OPINION | Major in passion, not cash—it’ll be worth it

Instead of following the money, study a field that can hold your interests.

While all people are created equal, not all college majors are.

In the current economic situation, it makes sense financially to major in a field that is growing, has lots of jobs and pays well.

But during undergraduate college years, it is better for students to study something that they will enjoy doing rather than taking the safe route.

The current disparity between different majors in employment rate and payment is startling.

According to a study by the Georgetown University Center on Education and the Workforce in January, the unemployment rate for those who major in architecture is 13.9 percent, while the rate for those majoring in areas such as engineering, the sciences, education and healthcare sits around 5.4 percent.

The study also found that recent college graduates who majored in engineering earn a median wage of $55,000 while recent grads who majored in areas such as arts, psychology and social work earn $30,000.

Butler University has an excellent overall job, graduate and gap year program placement percentage, with 96 percent placement over the past five years and 100 percent for education and pharmacy majors, according to the university’s website.

Butler student Billy Klimczak, a sophomore marketing and strategic communications major with a Spanish minor, said that he does not worry about finding a job after graduation since he has a diverse major.

“My major is so ambiguous, and public relations is a fast-growing industry, so I don’t worry,” Klimczak said. “You do have to enjoy your major or occupation because you need to be able to go to work and like what you do.”

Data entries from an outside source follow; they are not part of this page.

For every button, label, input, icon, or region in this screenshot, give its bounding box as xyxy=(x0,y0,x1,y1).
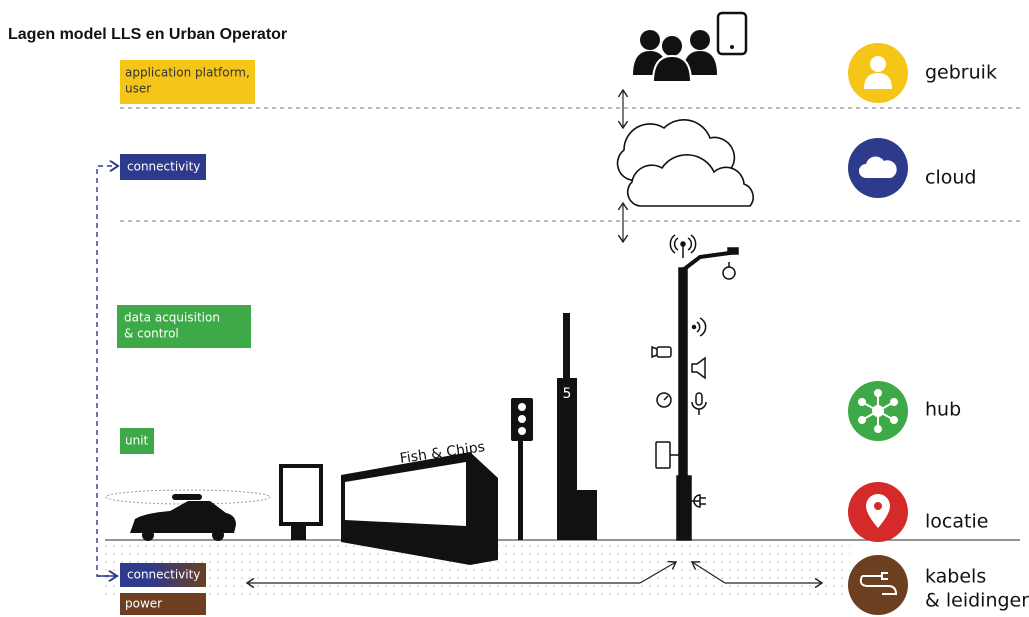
traffic-light-part xyxy=(518,441,523,540)
layer-label: & leidingen xyxy=(925,590,1029,612)
label-text: connectivity xyxy=(127,568,200,582)
left-labels-part xyxy=(97,166,118,576)
smart-pole-part xyxy=(677,476,691,540)
smart-pole-part xyxy=(723,267,735,279)
tower-number: 5 xyxy=(563,386,572,402)
smart-pole-part xyxy=(696,393,702,405)
car-part xyxy=(130,501,236,533)
smart-pole-part xyxy=(693,326,696,329)
layer-icons-part-part xyxy=(875,426,881,432)
kiosk: Fish & Chips xyxy=(341,439,498,565)
users-icon-part xyxy=(653,56,691,82)
smart-pole-part xyxy=(681,242,685,246)
layer-label: hub xyxy=(925,399,961,421)
label-text: data acquisition xyxy=(124,311,220,325)
users-icon-part xyxy=(640,30,660,50)
billboard-part xyxy=(281,466,321,524)
car-part xyxy=(212,529,224,541)
label-text: application platform, xyxy=(125,66,250,80)
traffic-light-part xyxy=(518,427,526,435)
car-part xyxy=(142,529,154,541)
users-icon xyxy=(633,13,746,82)
title: Lagen model LLS en Urban Operator xyxy=(8,26,287,43)
tower: 5 xyxy=(557,313,597,540)
smart-pole-part xyxy=(657,347,671,357)
layer-icons xyxy=(848,43,908,615)
layer-icons-part xyxy=(874,502,882,510)
label-text: & control xyxy=(124,327,179,341)
smart-pole-part xyxy=(728,248,738,254)
label-text: unit xyxy=(125,434,149,448)
diagram: Lagen model LLS en Urban Operator applic… xyxy=(0,0,1029,617)
car-part xyxy=(172,494,202,500)
layer-label: kabels xyxy=(925,566,986,588)
billboard-part xyxy=(291,524,306,540)
traffic-light-part xyxy=(518,403,526,411)
traffic-light xyxy=(511,398,533,540)
smart-pole-part xyxy=(692,402,706,415)
smart-pole-part xyxy=(697,318,706,336)
tower-part xyxy=(563,313,570,379)
users-icon-part xyxy=(661,35,683,57)
layer-icons-part xyxy=(870,56,886,72)
traffic-light-part xyxy=(518,415,526,423)
layer-label: locatie xyxy=(925,511,988,533)
smart-pole-part xyxy=(664,396,668,400)
label-text: power xyxy=(125,597,162,611)
layer-icons-part-part xyxy=(891,417,897,423)
layer-label: gebruik xyxy=(925,62,997,84)
smart-pole xyxy=(652,235,738,540)
users-icon-part xyxy=(730,45,734,49)
cloud-icon xyxy=(618,120,754,206)
layer-icons-part-part xyxy=(873,406,883,416)
label-text: user xyxy=(125,82,151,96)
smart-pole-part xyxy=(656,442,670,468)
smart-pole-part xyxy=(691,495,706,507)
layer-icons-part-part xyxy=(891,399,897,405)
smart-pole-part xyxy=(692,358,705,378)
layer-label: cloud xyxy=(925,167,976,189)
tower-part xyxy=(557,378,577,540)
layer-icons-part-part xyxy=(859,399,865,405)
smart-pole-part xyxy=(679,268,687,478)
label-text: connectivity xyxy=(127,160,200,174)
tower-part xyxy=(575,490,597,540)
users-icon-part xyxy=(690,30,710,50)
layer-icons-part-part xyxy=(875,390,881,396)
car xyxy=(106,490,270,541)
layer-labels: gebruik cloud hub locatie kabels & leidi… xyxy=(925,62,1029,612)
layer-icons-part-part xyxy=(859,417,865,423)
billboard xyxy=(281,466,321,540)
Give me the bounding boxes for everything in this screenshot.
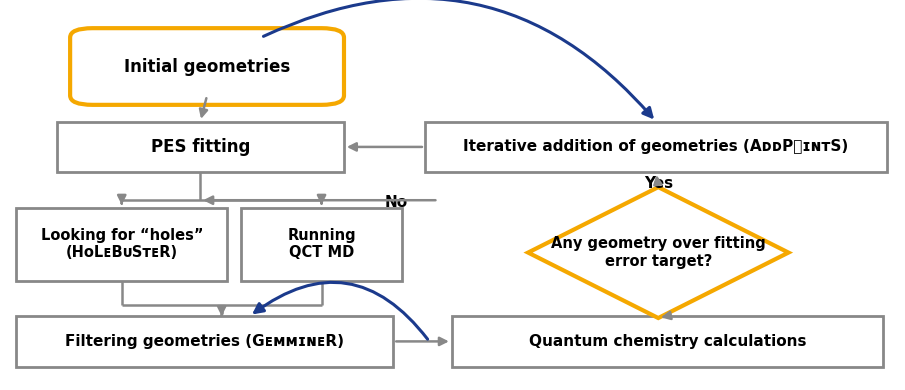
Text: Filtering geometries (GᴇᴍᴍɪɴᴇR): Filtering geometries (GᴇᴍᴍɪɴᴇR) (65, 334, 344, 349)
FancyBboxPatch shape (241, 208, 403, 281)
FancyBboxPatch shape (70, 28, 344, 105)
FancyBboxPatch shape (452, 316, 882, 367)
FancyBboxPatch shape (16, 316, 394, 367)
Text: Quantum chemistry calculations: Quantum chemistry calculations (529, 334, 806, 349)
Text: PES fitting: PES fitting (150, 138, 250, 156)
Polygon shape (529, 187, 788, 318)
Text: Any geometry over fitting
error target?: Any geometry over fitting error target? (551, 236, 766, 269)
FancyBboxPatch shape (16, 208, 227, 281)
FancyBboxPatch shape (424, 122, 887, 172)
Text: Running
QCT MD: Running QCT MD (287, 228, 356, 261)
Text: No: No (385, 195, 407, 209)
Text: Looking for “holes”
(HᴏLᴇBᴜSᴛᴇR): Looking for “holes” (HᴏLᴇBᴜSᴛᴇR) (41, 228, 203, 261)
Text: Iterative addition of geometries (AᴅᴅP᷃ɪɴᴛS): Iterative addition of geometries (AᴅᴅP᷃ɪ… (463, 139, 849, 154)
Text: Yes: Yes (643, 176, 672, 191)
Text: Initial geometries: Initial geometries (124, 57, 291, 76)
FancyBboxPatch shape (57, 122, 344, 172)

“The way I see it,” freshman education major Greg Rearden said, “your job is a huge part of your life so you might as well enjoy it.  The happiest people say they’ve never truly worked a day in their life because they love what they do.”

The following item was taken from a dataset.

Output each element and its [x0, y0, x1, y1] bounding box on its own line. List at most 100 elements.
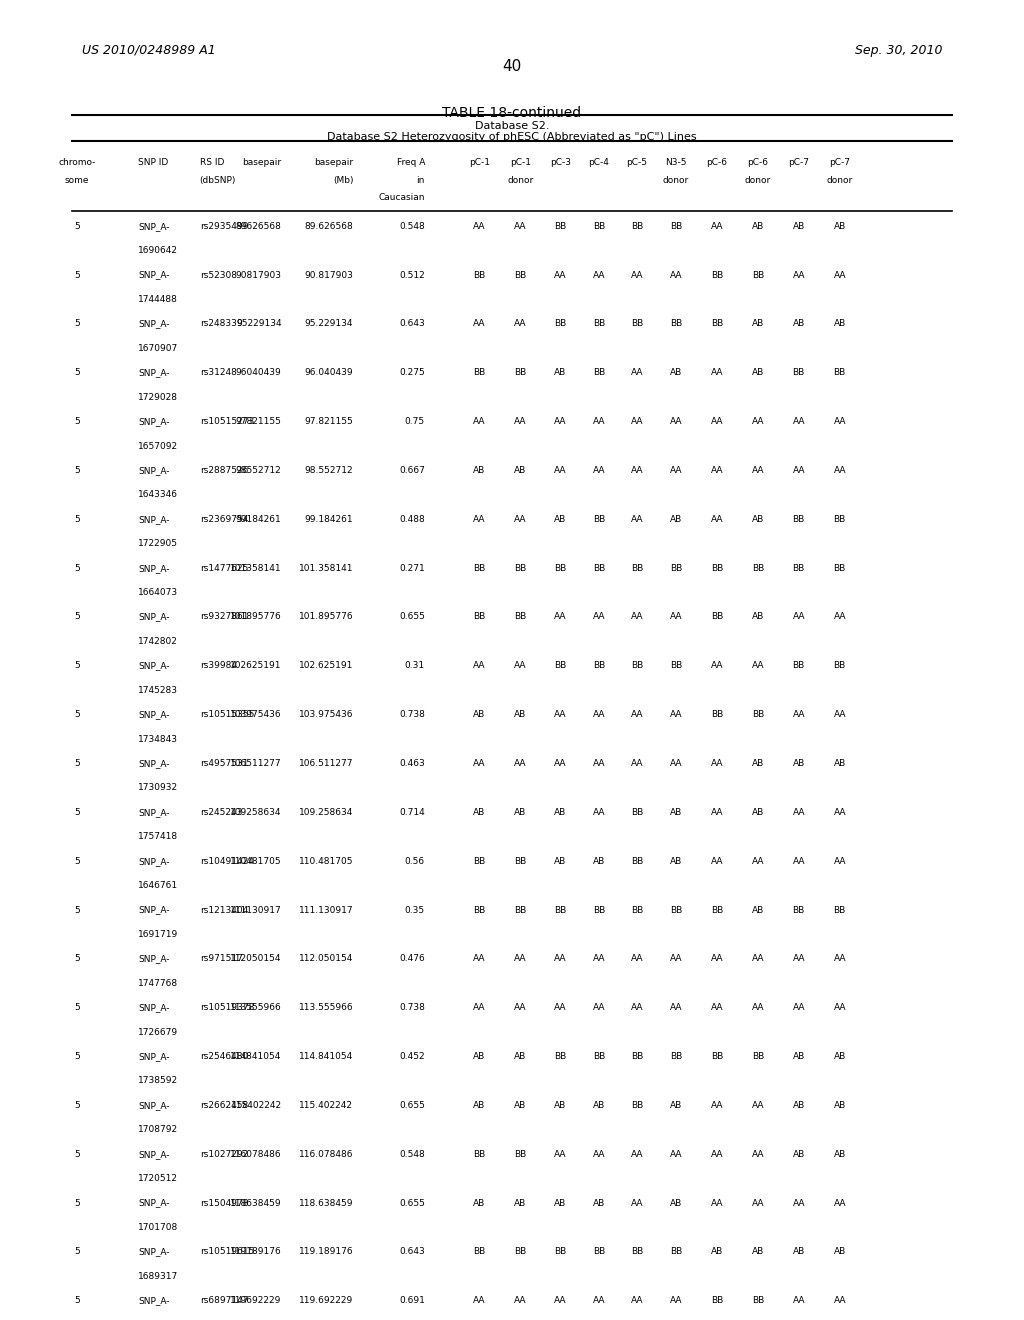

Unlike Klimczak, Rearden said that he is nervous about finding a job after graduation, since schools everywhere have been cutting back on the number of teachers they employ.

However, his point about the happiest people hits this issue right on the nose.

It does not matter if someone is the CEO of a multi-million dollar business, a pharmacist or a journalist if they are passionate about the work that they do.

If they are happy, then the paycheck should not be a factor.

Mark Twain said, “The law of work does seem utterly unfair—but there it is, and nothing can change it: the higher the pay in enjoyment the worker gets out of it, the higher shall be his pay in cash, too.”

So Butler students, next time you think about your major, think long and hard about if it is really, truly what you want to do with your life.

Will it make me happy?  Will it make me feel fulfilled?

These are questions that every college student should ask themselves.

Do not be the person who wakes up 25 years from now and realizes that  you hate what you do.